You found the job, landed the interview, and you feel like you killed the interview, or maybe you don’t, either way, your work isn’t finished yet. After the interview is finished you want to continue to make an impression and keep your resume at the front of your interviewer’s mind. Don’t just sit around and wait. Be proactive. Maybe there were a few things you didn’t mention in your interview that could help you score the second interview. Take these 5 steps after the interview to help improve your chances of moving on to the next steps.
Assess Yourself & the Interview
Take stock of how the interview went. Write up a summary of the questions that were asked and your answers. This will help you think about the details you didn’t get to mention in your interview or help you think of more examples of your skills. Do the same for the questions you asked in the interview. Maybe there were questions you forgot to ask, or you need some more clarification on some of their answers.
These notes will help you prepare for the second interview if they request one. They may even help you address some areas that need improvement and help you with other future interviews.
Writing a Thank-You Note
At the end of an interview, you should ask for a business card or the interviewer's contact information, if you don't already have it. This is so you can write a thank-you note and follow up if need be. If you don't have a business card, be sure to write down the interviewers' names and titles.
Now that you have everything organized, it’s time to put together your thank-you notes. While email is the most efficient way to send a thank-you, a written card is out-of-the-box and unique, which might stand out more to the employer.

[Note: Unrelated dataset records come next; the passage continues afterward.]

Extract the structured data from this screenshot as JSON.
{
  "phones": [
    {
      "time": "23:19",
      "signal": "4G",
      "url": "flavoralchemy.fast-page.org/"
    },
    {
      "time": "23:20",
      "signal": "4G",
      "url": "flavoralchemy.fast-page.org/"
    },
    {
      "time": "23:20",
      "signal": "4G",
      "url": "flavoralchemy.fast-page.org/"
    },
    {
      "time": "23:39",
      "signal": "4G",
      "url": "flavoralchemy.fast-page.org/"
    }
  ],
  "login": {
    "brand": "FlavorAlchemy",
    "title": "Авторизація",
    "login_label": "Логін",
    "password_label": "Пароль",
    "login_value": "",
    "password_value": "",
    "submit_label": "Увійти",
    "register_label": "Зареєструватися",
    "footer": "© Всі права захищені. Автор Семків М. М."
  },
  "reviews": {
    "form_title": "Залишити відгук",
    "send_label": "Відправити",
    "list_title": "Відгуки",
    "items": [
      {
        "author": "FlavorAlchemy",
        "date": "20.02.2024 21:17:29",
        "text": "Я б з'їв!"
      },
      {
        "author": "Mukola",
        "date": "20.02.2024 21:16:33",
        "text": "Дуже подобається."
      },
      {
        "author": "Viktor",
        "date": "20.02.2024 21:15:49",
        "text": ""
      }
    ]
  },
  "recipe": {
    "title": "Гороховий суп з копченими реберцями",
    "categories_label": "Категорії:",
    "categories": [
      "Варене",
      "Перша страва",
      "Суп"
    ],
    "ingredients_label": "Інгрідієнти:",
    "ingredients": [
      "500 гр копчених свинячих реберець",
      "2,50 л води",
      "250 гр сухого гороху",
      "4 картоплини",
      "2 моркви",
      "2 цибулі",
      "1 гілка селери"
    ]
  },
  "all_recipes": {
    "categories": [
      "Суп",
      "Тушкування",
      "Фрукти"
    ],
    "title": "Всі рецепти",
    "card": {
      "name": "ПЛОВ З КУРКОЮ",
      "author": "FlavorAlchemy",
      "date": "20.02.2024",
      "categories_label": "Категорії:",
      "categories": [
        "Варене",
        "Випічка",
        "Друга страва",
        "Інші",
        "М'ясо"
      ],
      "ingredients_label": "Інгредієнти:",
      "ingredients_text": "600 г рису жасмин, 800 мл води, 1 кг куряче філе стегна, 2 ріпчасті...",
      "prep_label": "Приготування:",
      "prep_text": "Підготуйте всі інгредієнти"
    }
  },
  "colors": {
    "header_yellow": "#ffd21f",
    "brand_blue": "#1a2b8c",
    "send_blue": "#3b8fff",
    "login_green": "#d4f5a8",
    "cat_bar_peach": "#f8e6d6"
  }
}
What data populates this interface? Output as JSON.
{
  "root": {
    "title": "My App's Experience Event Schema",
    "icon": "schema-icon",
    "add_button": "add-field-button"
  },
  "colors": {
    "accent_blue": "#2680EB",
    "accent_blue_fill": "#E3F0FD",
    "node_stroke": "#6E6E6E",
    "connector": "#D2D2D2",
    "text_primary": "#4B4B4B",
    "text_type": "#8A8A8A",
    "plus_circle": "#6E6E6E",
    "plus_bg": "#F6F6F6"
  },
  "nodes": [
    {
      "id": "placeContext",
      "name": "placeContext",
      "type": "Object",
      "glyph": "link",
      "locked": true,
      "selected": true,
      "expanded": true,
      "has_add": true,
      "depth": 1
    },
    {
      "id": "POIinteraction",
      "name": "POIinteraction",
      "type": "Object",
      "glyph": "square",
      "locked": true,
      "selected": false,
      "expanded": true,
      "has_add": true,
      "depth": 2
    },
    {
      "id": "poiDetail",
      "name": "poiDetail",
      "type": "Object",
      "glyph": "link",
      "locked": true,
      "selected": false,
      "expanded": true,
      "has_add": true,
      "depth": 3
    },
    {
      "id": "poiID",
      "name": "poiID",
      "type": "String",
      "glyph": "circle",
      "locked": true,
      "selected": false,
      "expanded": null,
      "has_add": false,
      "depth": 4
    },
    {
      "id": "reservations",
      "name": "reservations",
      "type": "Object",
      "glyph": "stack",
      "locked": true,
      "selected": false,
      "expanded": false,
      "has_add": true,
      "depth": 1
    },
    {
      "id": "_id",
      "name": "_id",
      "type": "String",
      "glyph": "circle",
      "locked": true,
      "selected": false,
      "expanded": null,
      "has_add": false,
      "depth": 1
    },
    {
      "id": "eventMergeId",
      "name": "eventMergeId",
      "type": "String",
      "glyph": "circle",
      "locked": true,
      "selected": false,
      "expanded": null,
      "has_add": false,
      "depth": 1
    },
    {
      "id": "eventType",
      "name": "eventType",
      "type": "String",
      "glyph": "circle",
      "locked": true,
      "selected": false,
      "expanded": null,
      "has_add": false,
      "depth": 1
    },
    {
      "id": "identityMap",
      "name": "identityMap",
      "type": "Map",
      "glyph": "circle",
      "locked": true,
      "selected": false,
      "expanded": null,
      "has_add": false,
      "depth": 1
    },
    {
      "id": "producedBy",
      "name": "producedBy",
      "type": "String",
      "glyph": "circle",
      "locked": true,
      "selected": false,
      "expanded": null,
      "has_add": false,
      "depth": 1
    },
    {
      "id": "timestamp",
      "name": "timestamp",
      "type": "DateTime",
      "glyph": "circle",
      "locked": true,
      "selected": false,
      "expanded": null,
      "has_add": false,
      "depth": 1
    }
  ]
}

The most important part of the note is to thank the interviewer for their time, but it’s also a good tool to use. It can be used to showcase your interest in the position and how you feel you can benefit the farm or agribusiness. Also, you can use this time to highlight your most relevant skills that are specific to the role, mention anything you forgot to share or clear up any questions you have answered poorly. However, keep in mind this is a short note and not a new cover letter.
Make sure to proofread your note before sending it. And don’t worry about waiting, send your note within 24 hours.
Also, if the recruiter or hiring manager didn't provide the next steps or you forgot to ask, make sure to include that in your thank-you note as well. Then you know when you should follow up if you haven't heard back. Having a rough idea of when to expect a call or email will help you to be more patient.
Connect with Interviewer
In today’s digital world, it’s much easier to connect with employers. After your interview, connect with the hiring manager and/or recruiter on LinkedIn. Making these connections is good for long-term relationships. Even if you don’t get the position you interviewed for, another opening may become available, and they may want to connect with you again. This is also a great way for you to keep them up to date on your experience for future openings.
Contact Your References
If you have provided references to the hiring manager, make sure you have informed your reference that you have applied for the role and that they may be getting a call. Giving your references a heads-up will allow them to prepare for the call. Give them a summary of the role and any skills you would like them to showcase. Don’t forget to send a quick thank-you note to your references as well.
Following up with a recruiter or hiring manager is a good way to keep yourself top of mind. When you follow up, keep the message short and concise. Writing out a long message will likely get ignored and will make you seem desperate for the job. Keeping the message short will ensure they read the entire message.
If the hiring manager gave you a timeframe in which they will get back to you and that time has passed, it's a good idea to send a short message expressing your continued interest. Let them know you can provide any further details or samples of your work. End the email with "I look forward to hearing from you." It's a less direct and demanding way of asking when they're going to make a decision.